Not very impressive, and all the less impressive once I figured out how to turn it into a Game Genie code. Ah well. It's my first ROM hack, what can I say. And my first foray into 6502 assembly (though I'd had some distant experience with 68000, ages ago).
I also plan to hack the game such that PVP attacks are more balanced, as in the NES game (and unlike the arcade game), P1 has a huge advantage over P2 in head-on combat. In fact, I just completed what I had really hoped would be the hack to achieve that... but it didn't. Ah well, back to the drawing board.
While attempting that hack, I became sufficiently frustrated at the difficulties of testing 2-player PVP as a solo player holding two controllers (or, in emulator, manipulating two characters on one keyboard), that I've now decided on an array of other hacks I should accomplish first: removal of the Trogs (baddies) and tarpits, removal of power ups/downs, removal of starting invincibility (waiting for that ring to go away before testing is annoying), prevention of falling over the sides as if players
were invincible, and player two mirroring movements and actions of player one.

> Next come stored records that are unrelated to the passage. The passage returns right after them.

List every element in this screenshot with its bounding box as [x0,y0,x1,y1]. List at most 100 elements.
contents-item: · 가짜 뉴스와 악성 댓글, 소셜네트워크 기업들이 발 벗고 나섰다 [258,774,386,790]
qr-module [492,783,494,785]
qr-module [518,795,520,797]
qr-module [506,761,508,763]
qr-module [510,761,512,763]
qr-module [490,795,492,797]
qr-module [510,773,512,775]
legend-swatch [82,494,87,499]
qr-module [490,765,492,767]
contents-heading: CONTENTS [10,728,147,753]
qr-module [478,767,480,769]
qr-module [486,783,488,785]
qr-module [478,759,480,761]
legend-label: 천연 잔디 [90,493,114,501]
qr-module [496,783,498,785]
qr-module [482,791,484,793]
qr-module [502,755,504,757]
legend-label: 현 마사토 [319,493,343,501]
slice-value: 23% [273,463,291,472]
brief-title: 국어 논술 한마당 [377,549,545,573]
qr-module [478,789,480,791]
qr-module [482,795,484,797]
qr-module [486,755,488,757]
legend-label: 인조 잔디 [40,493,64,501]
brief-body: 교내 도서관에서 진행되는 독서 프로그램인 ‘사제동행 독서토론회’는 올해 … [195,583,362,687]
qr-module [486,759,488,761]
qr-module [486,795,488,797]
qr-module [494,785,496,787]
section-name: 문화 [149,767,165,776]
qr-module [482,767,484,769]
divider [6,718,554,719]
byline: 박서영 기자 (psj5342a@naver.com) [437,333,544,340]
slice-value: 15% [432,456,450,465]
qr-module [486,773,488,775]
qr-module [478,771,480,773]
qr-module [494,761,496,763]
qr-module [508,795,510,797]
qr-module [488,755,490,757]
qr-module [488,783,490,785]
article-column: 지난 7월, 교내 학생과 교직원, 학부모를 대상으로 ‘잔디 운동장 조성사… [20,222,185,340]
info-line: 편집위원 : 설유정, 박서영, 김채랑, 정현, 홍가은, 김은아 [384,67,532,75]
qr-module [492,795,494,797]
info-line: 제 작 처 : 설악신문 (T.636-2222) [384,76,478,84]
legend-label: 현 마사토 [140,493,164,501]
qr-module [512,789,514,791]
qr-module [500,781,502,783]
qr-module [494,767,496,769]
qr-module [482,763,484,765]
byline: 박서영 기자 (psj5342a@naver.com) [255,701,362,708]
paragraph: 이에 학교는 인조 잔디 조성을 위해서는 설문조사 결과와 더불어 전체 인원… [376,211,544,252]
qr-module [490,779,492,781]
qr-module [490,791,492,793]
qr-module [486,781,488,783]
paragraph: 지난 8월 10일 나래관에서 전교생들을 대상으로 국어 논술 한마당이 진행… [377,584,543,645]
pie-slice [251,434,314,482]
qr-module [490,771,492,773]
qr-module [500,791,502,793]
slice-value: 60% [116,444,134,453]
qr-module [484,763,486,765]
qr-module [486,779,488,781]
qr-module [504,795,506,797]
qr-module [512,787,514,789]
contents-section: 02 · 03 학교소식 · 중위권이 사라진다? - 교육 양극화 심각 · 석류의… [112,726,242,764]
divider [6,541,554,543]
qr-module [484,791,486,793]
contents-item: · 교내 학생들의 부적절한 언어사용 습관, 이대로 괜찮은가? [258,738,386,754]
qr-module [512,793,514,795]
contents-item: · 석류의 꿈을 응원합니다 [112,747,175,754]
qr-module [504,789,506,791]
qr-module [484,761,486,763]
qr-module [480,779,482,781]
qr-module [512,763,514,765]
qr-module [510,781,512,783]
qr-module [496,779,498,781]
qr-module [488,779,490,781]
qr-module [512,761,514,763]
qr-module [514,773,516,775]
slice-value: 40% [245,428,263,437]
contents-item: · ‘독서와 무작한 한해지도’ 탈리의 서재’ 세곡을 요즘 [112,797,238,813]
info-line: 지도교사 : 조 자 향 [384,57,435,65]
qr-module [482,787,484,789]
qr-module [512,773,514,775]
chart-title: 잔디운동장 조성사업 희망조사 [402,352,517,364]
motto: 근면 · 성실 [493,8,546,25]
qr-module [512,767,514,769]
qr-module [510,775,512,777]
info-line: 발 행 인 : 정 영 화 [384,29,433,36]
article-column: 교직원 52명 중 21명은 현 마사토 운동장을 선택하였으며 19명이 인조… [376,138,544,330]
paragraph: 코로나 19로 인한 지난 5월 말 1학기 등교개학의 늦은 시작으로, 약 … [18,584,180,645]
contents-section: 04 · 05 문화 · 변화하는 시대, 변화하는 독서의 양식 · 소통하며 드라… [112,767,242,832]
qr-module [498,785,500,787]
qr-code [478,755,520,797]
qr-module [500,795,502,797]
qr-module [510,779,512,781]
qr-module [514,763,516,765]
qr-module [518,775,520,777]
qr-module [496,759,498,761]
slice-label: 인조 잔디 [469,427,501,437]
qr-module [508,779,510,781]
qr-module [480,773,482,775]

I recently worked my way through Steven Hugg's
Making Games for the NES (which uses primarily C code on boilerplate tutorial examples on a web-based IDE). I skipped the assembly section of that book, as I had had a taste of 6502 code while reading about programming for my recently-acquired Apple //c (but I never actually used it until now, disassembling Trog). Anyway it gave me a decent grounding in NES internals and architecture.
I'm using
Bisqwit's nescom and clever-disasm tools to grok disassembled ROMs. If someone has other suggestions for free (and especially libre/open source) tools for the job, I'm happy to hear them - nescom has been very handy, but is also quite quirky and clunky, and the documentation is nearly nil. I'd never have gotten anywhere if I wasn't able to read their source code, and I'll probably have to hack the tools before I can continue to use them with any degree of comfort. But clever-disasm offers some neat features, including simulating the 6502 CPU and following ROM bank switches in order to determine where a jmp or jsr are actually headed (and labeling accordingly), which I assume isn't commonly found in free 6502 disassemblers.
I also just discovered Mesen the other day, and its debugging features are coming in very handy!
I also plan to eventually code my own games in NES, have a few small project ideas (such as ports of a couple favorite Intellivision games: Night Stalker and Tron Deadly Discs). And maybe eventually I'll branch off into GBA or SNES hacking.
You can see the state of my current endeavors with Trog! at
GitHub.
P.S., sorry for the ridiculously long intro, heh!